The Crack

The Veneer Cracks:

Human Rights Watch was recently reporting from Venezuela:

On September 18, we released a report in Caracas that shows how President Hugo Chávez has undermined human rights guarantees in Venezuela. That night, we returned to our hotel and found around twenty Venezuelan security agents, some armed and in military uniform, awaiting us outside our rooms. They were accompanied by a man who announced—with no apparent sense of irony—that he was a government "human rights" official and that we were being expelled from the country.

With government cameramen filming over his shoulder, the official did his best to act as if he were merely upholding the law. When we said we needed to gather our belongings, he calmly told us not to worry, his men had already entered our rooms and "packed" our bags.

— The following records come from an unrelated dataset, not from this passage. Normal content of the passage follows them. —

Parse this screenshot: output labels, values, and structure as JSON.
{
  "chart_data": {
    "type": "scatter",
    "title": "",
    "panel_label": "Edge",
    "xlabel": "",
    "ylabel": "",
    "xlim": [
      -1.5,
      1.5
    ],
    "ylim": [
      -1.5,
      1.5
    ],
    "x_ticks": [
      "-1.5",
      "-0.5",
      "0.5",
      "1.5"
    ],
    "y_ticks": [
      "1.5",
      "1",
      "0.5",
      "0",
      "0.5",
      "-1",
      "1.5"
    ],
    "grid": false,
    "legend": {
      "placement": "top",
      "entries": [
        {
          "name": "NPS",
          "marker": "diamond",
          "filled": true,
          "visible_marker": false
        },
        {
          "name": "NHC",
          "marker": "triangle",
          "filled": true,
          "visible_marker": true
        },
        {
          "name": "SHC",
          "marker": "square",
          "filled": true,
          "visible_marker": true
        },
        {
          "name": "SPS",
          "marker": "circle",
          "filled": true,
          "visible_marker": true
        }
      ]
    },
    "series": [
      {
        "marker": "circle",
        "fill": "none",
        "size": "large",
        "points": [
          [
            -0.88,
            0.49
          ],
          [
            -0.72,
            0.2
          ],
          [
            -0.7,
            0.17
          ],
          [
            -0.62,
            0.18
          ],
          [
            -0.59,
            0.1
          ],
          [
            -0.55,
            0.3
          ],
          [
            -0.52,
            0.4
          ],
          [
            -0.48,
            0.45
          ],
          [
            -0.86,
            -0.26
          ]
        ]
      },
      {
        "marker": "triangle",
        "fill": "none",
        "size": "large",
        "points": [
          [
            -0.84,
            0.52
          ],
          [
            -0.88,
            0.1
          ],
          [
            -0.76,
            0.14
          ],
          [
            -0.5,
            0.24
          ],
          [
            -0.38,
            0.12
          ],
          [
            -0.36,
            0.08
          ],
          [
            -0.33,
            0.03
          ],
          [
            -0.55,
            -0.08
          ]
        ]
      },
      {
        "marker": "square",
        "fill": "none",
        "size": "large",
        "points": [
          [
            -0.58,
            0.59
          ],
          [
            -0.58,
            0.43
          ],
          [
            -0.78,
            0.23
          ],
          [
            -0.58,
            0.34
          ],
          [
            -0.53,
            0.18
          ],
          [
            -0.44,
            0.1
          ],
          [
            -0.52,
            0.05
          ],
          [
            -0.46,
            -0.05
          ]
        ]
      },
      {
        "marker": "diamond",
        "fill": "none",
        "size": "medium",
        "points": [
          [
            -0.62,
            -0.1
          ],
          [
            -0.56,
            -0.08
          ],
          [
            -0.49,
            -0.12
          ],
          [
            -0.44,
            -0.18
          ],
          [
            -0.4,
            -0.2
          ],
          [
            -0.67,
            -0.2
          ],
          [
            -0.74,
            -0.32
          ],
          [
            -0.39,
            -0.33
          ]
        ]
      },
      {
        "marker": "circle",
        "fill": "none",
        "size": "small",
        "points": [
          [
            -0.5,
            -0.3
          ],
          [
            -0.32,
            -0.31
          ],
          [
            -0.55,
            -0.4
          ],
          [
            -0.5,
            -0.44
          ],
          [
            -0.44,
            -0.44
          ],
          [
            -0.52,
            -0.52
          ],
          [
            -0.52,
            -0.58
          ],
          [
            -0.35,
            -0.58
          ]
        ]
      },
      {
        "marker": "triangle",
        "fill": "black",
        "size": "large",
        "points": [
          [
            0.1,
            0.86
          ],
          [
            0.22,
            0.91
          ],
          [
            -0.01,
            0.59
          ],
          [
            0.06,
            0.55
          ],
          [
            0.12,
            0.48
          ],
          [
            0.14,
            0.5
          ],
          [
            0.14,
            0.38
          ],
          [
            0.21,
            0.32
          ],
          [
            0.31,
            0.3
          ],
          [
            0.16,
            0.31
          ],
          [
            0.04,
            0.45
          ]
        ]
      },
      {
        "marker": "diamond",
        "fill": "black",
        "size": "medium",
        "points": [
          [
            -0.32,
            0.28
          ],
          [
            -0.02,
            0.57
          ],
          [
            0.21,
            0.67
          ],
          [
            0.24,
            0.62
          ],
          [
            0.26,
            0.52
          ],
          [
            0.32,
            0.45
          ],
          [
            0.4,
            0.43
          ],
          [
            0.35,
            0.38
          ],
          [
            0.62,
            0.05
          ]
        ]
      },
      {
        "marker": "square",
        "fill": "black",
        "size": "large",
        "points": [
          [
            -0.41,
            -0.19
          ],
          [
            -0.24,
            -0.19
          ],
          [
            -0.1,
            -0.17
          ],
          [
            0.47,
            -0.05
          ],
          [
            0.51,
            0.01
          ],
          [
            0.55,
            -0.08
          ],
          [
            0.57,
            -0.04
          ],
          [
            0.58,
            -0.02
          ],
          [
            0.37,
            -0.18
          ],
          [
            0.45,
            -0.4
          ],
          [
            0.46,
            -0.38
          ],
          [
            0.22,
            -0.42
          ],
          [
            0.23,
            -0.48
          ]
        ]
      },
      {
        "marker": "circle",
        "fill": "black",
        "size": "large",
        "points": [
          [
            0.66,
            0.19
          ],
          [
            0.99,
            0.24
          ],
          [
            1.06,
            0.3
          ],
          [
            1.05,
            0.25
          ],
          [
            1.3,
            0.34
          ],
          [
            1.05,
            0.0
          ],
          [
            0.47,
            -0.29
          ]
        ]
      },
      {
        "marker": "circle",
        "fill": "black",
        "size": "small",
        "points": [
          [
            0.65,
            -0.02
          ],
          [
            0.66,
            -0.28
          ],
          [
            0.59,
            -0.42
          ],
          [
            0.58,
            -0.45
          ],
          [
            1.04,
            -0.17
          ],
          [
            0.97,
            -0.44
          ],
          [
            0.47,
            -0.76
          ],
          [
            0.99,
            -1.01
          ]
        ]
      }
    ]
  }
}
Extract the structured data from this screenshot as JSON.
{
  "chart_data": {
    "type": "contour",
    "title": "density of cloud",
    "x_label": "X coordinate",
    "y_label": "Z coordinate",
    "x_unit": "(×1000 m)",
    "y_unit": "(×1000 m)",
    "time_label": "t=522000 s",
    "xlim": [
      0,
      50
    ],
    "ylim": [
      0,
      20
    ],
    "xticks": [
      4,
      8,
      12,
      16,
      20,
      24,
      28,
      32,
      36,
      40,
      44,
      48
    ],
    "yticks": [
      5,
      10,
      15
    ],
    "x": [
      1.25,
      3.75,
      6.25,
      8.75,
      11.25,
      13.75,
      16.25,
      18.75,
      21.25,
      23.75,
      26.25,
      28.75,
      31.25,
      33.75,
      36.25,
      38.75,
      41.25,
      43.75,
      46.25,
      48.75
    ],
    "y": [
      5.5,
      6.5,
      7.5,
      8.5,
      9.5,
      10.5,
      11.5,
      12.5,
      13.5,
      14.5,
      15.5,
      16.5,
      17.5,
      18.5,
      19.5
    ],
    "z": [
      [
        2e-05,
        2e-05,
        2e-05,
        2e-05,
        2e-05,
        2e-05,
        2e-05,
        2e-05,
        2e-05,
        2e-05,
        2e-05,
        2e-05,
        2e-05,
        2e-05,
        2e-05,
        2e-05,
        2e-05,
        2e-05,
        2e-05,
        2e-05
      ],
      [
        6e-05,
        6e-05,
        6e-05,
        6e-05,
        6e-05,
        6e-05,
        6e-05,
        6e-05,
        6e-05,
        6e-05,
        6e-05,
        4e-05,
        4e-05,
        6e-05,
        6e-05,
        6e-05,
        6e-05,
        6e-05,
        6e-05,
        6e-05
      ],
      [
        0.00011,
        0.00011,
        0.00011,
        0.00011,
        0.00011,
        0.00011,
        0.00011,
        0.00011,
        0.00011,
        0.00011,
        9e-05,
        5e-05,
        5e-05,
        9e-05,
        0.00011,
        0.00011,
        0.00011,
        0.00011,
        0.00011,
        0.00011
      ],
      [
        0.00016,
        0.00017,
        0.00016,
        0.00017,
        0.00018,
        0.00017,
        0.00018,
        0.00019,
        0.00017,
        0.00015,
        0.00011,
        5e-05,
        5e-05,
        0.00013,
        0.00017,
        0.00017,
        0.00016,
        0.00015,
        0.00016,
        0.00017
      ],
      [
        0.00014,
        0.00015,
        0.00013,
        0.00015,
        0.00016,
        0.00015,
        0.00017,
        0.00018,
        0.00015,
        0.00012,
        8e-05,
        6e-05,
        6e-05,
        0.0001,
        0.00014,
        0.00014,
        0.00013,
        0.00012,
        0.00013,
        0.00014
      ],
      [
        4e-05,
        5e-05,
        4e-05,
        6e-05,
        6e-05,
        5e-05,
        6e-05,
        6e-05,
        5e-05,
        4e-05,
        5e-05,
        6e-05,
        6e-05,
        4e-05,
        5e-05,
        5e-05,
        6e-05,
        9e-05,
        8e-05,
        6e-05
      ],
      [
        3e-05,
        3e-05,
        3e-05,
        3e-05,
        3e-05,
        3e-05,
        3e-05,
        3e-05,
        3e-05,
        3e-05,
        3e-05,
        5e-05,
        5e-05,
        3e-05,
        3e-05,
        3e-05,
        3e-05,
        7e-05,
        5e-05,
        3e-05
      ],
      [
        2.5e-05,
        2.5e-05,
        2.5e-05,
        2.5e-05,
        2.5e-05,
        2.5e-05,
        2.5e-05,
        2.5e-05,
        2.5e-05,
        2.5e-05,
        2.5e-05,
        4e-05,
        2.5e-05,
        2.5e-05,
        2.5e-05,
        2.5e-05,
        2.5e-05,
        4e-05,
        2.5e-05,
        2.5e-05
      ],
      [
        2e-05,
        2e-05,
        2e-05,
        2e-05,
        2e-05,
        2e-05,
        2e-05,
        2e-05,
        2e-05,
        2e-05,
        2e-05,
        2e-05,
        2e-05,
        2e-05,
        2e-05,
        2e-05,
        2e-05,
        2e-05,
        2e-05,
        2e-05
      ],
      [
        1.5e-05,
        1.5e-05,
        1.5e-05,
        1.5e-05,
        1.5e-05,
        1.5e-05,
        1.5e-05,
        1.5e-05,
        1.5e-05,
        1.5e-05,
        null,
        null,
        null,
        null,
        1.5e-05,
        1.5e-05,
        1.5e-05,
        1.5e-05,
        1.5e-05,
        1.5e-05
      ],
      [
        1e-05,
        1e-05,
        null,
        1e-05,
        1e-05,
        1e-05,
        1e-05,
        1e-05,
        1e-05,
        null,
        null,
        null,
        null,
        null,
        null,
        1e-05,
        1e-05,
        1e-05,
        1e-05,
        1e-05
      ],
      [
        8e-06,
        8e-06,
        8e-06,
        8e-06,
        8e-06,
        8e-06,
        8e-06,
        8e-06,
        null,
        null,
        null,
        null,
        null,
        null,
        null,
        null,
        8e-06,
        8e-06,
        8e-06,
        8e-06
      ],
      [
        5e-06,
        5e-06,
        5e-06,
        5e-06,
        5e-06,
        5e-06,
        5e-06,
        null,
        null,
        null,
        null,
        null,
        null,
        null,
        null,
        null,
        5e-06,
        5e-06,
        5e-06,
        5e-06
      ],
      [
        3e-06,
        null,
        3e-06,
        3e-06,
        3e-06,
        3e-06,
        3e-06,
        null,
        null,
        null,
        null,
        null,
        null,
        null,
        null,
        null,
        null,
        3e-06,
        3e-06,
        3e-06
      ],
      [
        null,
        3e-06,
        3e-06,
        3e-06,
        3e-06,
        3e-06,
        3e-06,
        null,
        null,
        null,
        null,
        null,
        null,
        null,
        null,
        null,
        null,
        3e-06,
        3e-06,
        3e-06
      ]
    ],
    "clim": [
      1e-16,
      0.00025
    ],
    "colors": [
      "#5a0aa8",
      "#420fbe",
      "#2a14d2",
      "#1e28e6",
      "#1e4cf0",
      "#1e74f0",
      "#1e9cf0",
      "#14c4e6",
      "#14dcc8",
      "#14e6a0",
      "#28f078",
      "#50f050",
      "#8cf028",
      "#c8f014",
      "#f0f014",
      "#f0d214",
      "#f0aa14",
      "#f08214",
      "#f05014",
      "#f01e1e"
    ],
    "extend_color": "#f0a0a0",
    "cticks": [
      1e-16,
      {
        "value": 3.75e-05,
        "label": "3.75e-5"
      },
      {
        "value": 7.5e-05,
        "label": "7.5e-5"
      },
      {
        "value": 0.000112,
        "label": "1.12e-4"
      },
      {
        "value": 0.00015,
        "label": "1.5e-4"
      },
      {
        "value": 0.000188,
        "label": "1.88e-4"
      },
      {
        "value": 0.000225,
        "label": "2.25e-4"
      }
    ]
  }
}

But when we tried to use our cell phones to get word to our families, our colleagues, and the press, the veneer of protocol quickly gave way. Security agents surrounded us, pried the phones from our hands, and removed and pocketed the batteries. When we then insisted on contacting our embassies, they shoved us into a service elevator, took us to the basement, and forced us into the back seat of an SUV with tinted windows. When we asked where we were headed, they told us only that we were going to the airport.

Three security agents sat behind us, at least two with weapons drawn. One used a cell phone to receive and relay orders as we raced through the streets of Caracas and out onto a highway. At one point an order came to turn on the SUV's radio so we could listen as the state news agency announced our expulsion. The announcers told their captive audience—which also included every other Venezuelan listening to the radio, since all stations are required to broadcast such messages—that our organization was funded by the US government and that we were part of a campaign of aggression against Venezuela.
Probably news to President Bush, who has been annoyed by HRW in the past. Of course, in the United States they are free to operate without being expelled by gunpoint, and their belongings -- as their offices and papers -- are secured by the 4th Amendment.